A vrai dire, nous aimerions suivre l’exemple de Marienburg, et je pense qu’à plus ou moins court terme, nous y parviendrons. Rarement le pouvoir des nobles a été si affaibli qu’actuellement à L’Anguille, et sous la gouvernance de mon frère, les gens se rendent compte que l’argent a finalement peut-être beaucoup plus d’importance que le sang noble.
C’est aussi une des raisons de l’organisation de ce tournoi. Comme les chevaliers en sont friands, vous pouvez être certain qu’un bon nombre d’entre eux vont participer. Et quoi de mieux qu’un étranger roturier qui gagnerait le trophée en les terrassant, pour prouver au peuple que les nobles bretonniens ne sont peut-être pas la meilleure défense dont ils peuvent rêver ?
C’est pour cela que nous avons invité les meilleurs champions étrangers à y participer. La compétition sera rude, et les bretonniens auront à cœur de prouver qu’ils sont les meilleurs. A voir comment vous vous êtes battu aujourd’hui, vous avez votre place parmi eux, et vous aurez vos chances, nous vous soutiendrons. Mais vous aurez les détails du déroulement plus tard, une fois arrivé à L’Anguille.
Pour l’instant, réglons d’abord les problèmes présents, je vois qu’un jeune homme essaye depuis tout à l’heure de me parler. Oui, vous désirez ?
Un mercenaire venait en effet d’arriver derrière eux et réclamait d’urgence l’attention de Jeannot Fitzgodric.
-Pardon d’vous interrompre, mais j’crois bien qu’il vaudrait mieux pas trop traîner dans l’coin, si j’peux me permettre. On les a repoussés, mais on est salement amochés, et ils pourraient revenir à tout moment. Mieux vaudrait profiter du jour pour avancer.
-Vous avez raison, dans quelques heures à peine, nous serrons en terrain sûr. Je crois que nous sommes à une ou deux heures seulement d’un petit village au bord de la Grisemerie.

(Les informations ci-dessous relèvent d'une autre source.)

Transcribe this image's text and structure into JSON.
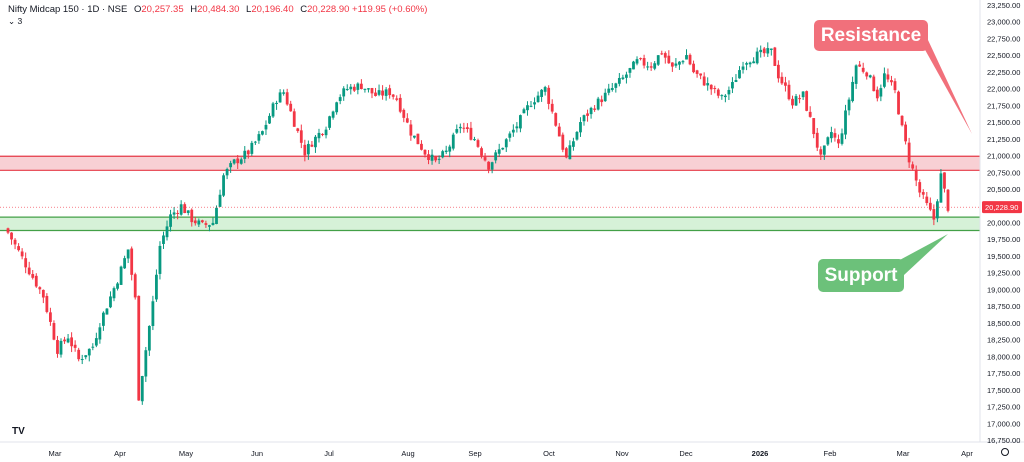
{
  "header": {
    "symbol": "Nifty Midcap 150 · 1D · NSE",
    "open_label": "O",
    "open": "20,257.35",
    "high_label": "H",
    "high": "20,484.30",
    "low_label": "L",
    "low": "20,196.40",
    "close_label": "C",
    "close": "20,228.90",
    "change": "+119.95 (+0.60%)",
    "sub_count": "3",
    "tv_logo": "TV"
  },
  "annotations": {
    "resistance": "Resistance",
    "support": "Support"
  },
  "price_badge": "20,228.90",
  "colors": {
    "up": "#089981",
    "down": "#f23645",
    "resistance_zone": "#f7c8cc",
    "resistance_line": "#e53946",
    "support_zone": "#d2efd4",
    "support_line": "#43a047",
    "resistance_callout": "#f1707b",
    "support_callout": "#6cc17a"
  },
  "chart_data": {
    "type": "candlestick",
    "ylim": [
      16750,
      23250
    ],
    "y_ticks": [
      "23,250.00",
      "23,000.00",
      "22,750.00",
      "22,500.00",
      "22,250.00",
      "22,000.00",
      "21,750.00",
      "21,500.00",
      "21,250.00",
      "21,000.00",
      "20,750.00",
      "20,500.00",
      "20,000.00",
      "19,750.00",
      "19,500.00",
      "19,250.00",
      "19,000.00",
      "18,750.00",
      "18,500.00",
      "18,250.00",
      "18,000.00",
      "17,750.00",
      "17,500.00",
      "17,250.00",
      "17,000.00",
      "16,750.00"
    ],
    "x_ticks": [
      "Mar",
      "Apr",
      "May",
      "Jun",
      "Jul",
      "Aug",
      "Sep",
      "Oct",
      "Nov",
      "Dec",
      "2026",
      "Feb",
      "Mar",
      "Apr"
    ],
    "resistance_zone": [
      20780,
      20990
    ],
    "support_zone": [
      19880,
      20080
    ],
    "anchors": [
      [
        0,
        19850
      ],
      [
        10,
        18900
      ],
      [
        14,
        18100
      ],
      [
        17,
        18300
      ],
      [
        20,
        17950
      ],
      [
        24,
        18150
      ],
      [
        26,
        18500
      ],
      [
        31,
        19150
      ],
      [
        34,
        19600
      ],
      [
        36,
        18850
      ],
      [
        37,
        17400
      ],
      [
        41,
        18800
      ],
      [
        43,
        19650
      ],
      [
        46,
        20100
      ],
      [
        49,
        20250
      ],
      [
        52,
        20050
      ],
      [
        55,
        19950
      ],
      [
        58,
        20000
      ],
      [
        61,
        20700
      ],
      [
        64,
        20900
      ],
      [
        68,
        21050
      ],
      [
        72,
        21350
      ],
      [
        76,
        21850
      ],
      [
        78,
        21950
      ],
      [
        81,
        21500
      ],
      [
        84,
        21050
      ],
      [
        86,
        21200
      ],
      [
        90,
        21450
      ],
      [
        93,
        21850
      ],
      [
        96,
        22000
      ],
      [
        100,
        22050
      ],
      [
        104,
        21900
      ],
      [
        108,
        21950
      ],
      [
        110,
        21850
      ],
      [
        114,
        21350
      ],
      [
        118,
        21050
      ],
      [
        121,
        20900
      ],
      [
        124,
        21050
      ],
      [
        128,
        21450
      ],
      [
        132,
        21250
      ],
      [
        136,
        20850
      ],
      [
        140,
        21150
      ],
      [
        144,
        21450
      ],
      [
        148,
        21800
      ],
      [
        152,
        22000
      ],
      [
        156,
        21300
      ],
      [
        158,
        20950
      ],
      [
        162,
        21500
      ],
      [
        166,
        21750
      ],
      [
        170,
        21950
      ],
      [
        174,
        22150
      ],
      [
        178,
        22400
      ],
      [
        182,
        22350
      ],
      [
        185,
        22550
      ],
      [
        188,
        22300
      ],
      [
        192,
        22500
      ],
      [
        194,
        22250
      ],
      [
        198,
        22050
      ],
      [
        202,
        21850
      ],
      [
        205,
        22050
      ],
      [
        208,
        22400
      ],
      [
        212,
        22500
      ],
      [
        216,
        22550
      ],
      [
        218,
        22200
      ],
      [
        222,
        21800
      ],
      [
        225,
        21900
      ],
      [
        228,
        21350
      ],
      [
        230,
        20950
      ],
      [
        233,
        21350
      ],
      [
        235,
        21150
      ],
      [
        238,
        21850
      ],
      [
        240,
        22350
      ],
      [
        243,
        22250
      ],
      [
        246,
        21900
      ],
      [
        248,
        22200
      ],
      [
        251,
        21950
      ],
      [
        253,
        21400
      ],
      [
        255,
        20950
      ],
      [
        258,
        20450
      ],
      [
        260,
        20250
      ],
      [
        262,
        20050
      ],
      [
        264,
        20700
      ],
      [
        266,
        20229
      ]
    ]
  }
}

Une fois que nous l’aurons passé, nous devrions rapidement déboucher sur la Trouée, fortement gardée, où nous ne risquerons plus grand-chose.

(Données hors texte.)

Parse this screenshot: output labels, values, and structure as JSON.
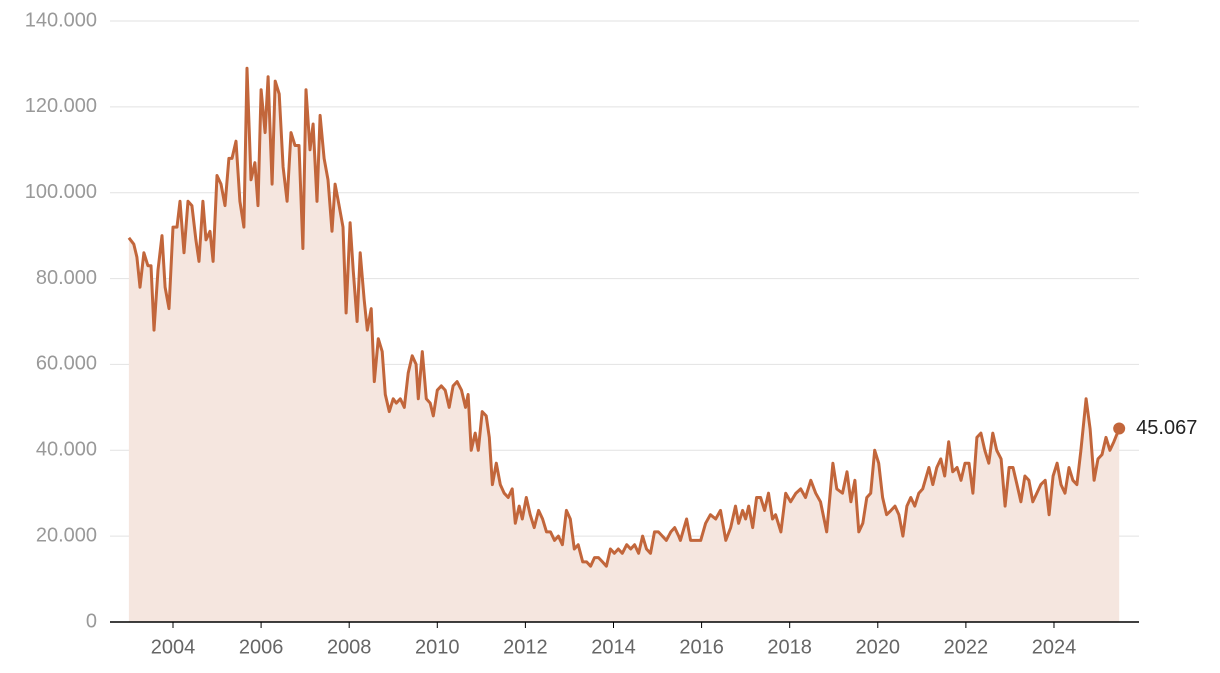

Je vais faire donner les ordres pour que nous hâtions notre départ, mais je crains fort qu’il nous faille un peu de temps avant d’être prêts. Il faut d’abord s’occuper des blessés légers pour qu’ils soient en mesure de se battre de nouveau, stabiliser ceux qui le sont plus grièvement pour qu’ils puissent survivre au voyage, et vérifier et réparer les quelques chariots abîmés dans l’assaut.
Puis il fit signe au mercenaire de disposer. Celui-ci remercia d’un signe de tête son employeur et retourna aider ses camarades dans le besoin. De son côté, le marchand prit poliment congé de Raël :
-Excusez-moi de devoir vous quitter, mais je vais donner mes ordres au plus vite et m’assurer que nous puissions repartir dans les plus brefs délais.
Et, tandis que chacun vaquait à ses occupations en prévision du départ prochain, un des mercenaires qui s’y connaissait un peu vint soigner le scythien, pendant qu’un des marchands proposait gratuitement de réparer armes et armures de manière à ce qu’elles soient toujours en parfait état.
Enfin, après quelques heures, alors que le soleil était déjà assez haut dans le ciel, la caravane de marchands était prête à repartir, son escorte sérieusement affaiblie. La marche était plus lente qu’à l’accoutumée. Hommes et bêtes avait souffert et manquaient de sommeil, et la fatigue s’était fortement installée parmi les convoyeurs. De plus, les blessés les plus graves, transportés sur les chariots empêchaient toute précipitation, qui leur aurait été préjudiciable, voire mortelle pour certains.
Au final, le convoi prit du retard, même dans la marche, et il ne fallut pas moins d’une heure et demie pour enfin apercevoir le petit village annoncé, dans un coude de la Grisemerie, à cinq cent mètres devant eux.
-Enfin !
S’exclama Jeannot, soulagé d’arriver à l’extrémité de la zone dangereuse. Dans une petite demi-heure au plus, ils seraient hors de danger. Mais soudain, un des mercenaires de l’arrière garde remonta la colonne au galop et avertit :
-Les peaux-vertes ! Derrière nous ! Nous avons un petit kilomètre d’avance sur eux, tout au plus !
-La peste soit de ces gobelins ! N’abandonnent-ils donc jamais ? En avant, vite, il faut arriver au village avant eux, c’est notre seule chance.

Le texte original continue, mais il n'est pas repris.